Miedo y egoismo
Siempre tuve miedo a la vejez.
Siempre tuve miedo que mi rostro de piel tersa y ojos inmensos, se frunciera en ese garabato horrible de la vejez.
Siempre tuve miedo que mis piernas largas y firmes, casi perfectas –porque así hablaban de ellas- se aflojaran como flan y cayeran como helado derretido.
Siempre tuve miedo que mi mente, inteligente y rápida, no respondiera por ella, sino que mi lengua ocupara su lugar por causa de la vejez y su decrepitud.
Siempre tuve miedo que esa enfermedad, ésa, que no me interesa ni nombrar porque no quiero que se ufane por ahí al citarla, me atacara por la espalda y me dejara como un despojo irreconocible.
Ayer me miré al espejo y escribí una carta. Supe que eso, a lo que yo tanto temía, se había instalado en mi.
¿Cuándo? ¿Por qué? Ya no quiero ni me interesa saber.

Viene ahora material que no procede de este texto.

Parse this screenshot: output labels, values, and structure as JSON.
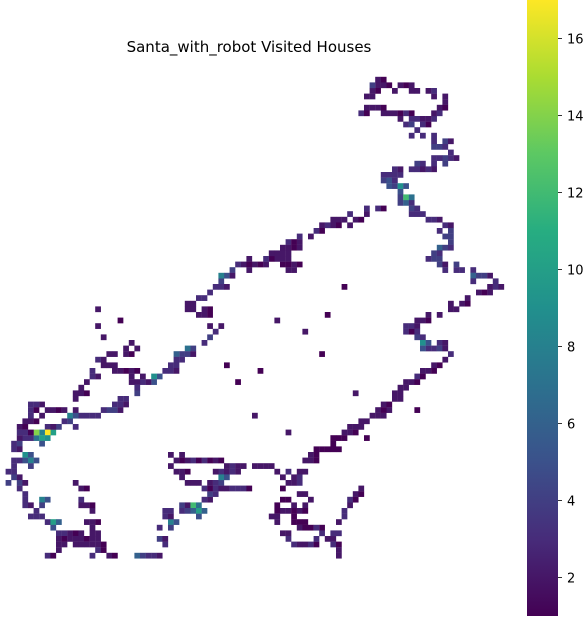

Está y aunque siempre tuve miedo, no hice nada por prevenir su llegada, su aparición. Ayer me dije que era hora de ser consecuente con mis principios.
Hoy sé que vencí a la vejez. Escucho lo que supe que iba a oír: “Era tan linda, tan joven, tan inteligente, siempre divertida, ¡Y sus piernas! Estaban todavía perfectas. Lástima que no tuvo coraje para luchar”.
Los veo, los escucho y me río a carcajadas.
Toda la vida fui egoísta. Ellos, mis amigos, me lo decían cada vez que podían, pero ahora ni se acuerdan. Sólo elogios y estupor.
Ellos no se imaginan lo bien qué estoy acá. Veo la luz, casi la acaricio, segura de haberlo logrado: nunca la decrepitud, nunca la vejez y mucho menos demostrarle a “esa puta enfermedad” que pudo ganarme la partida. Jamás.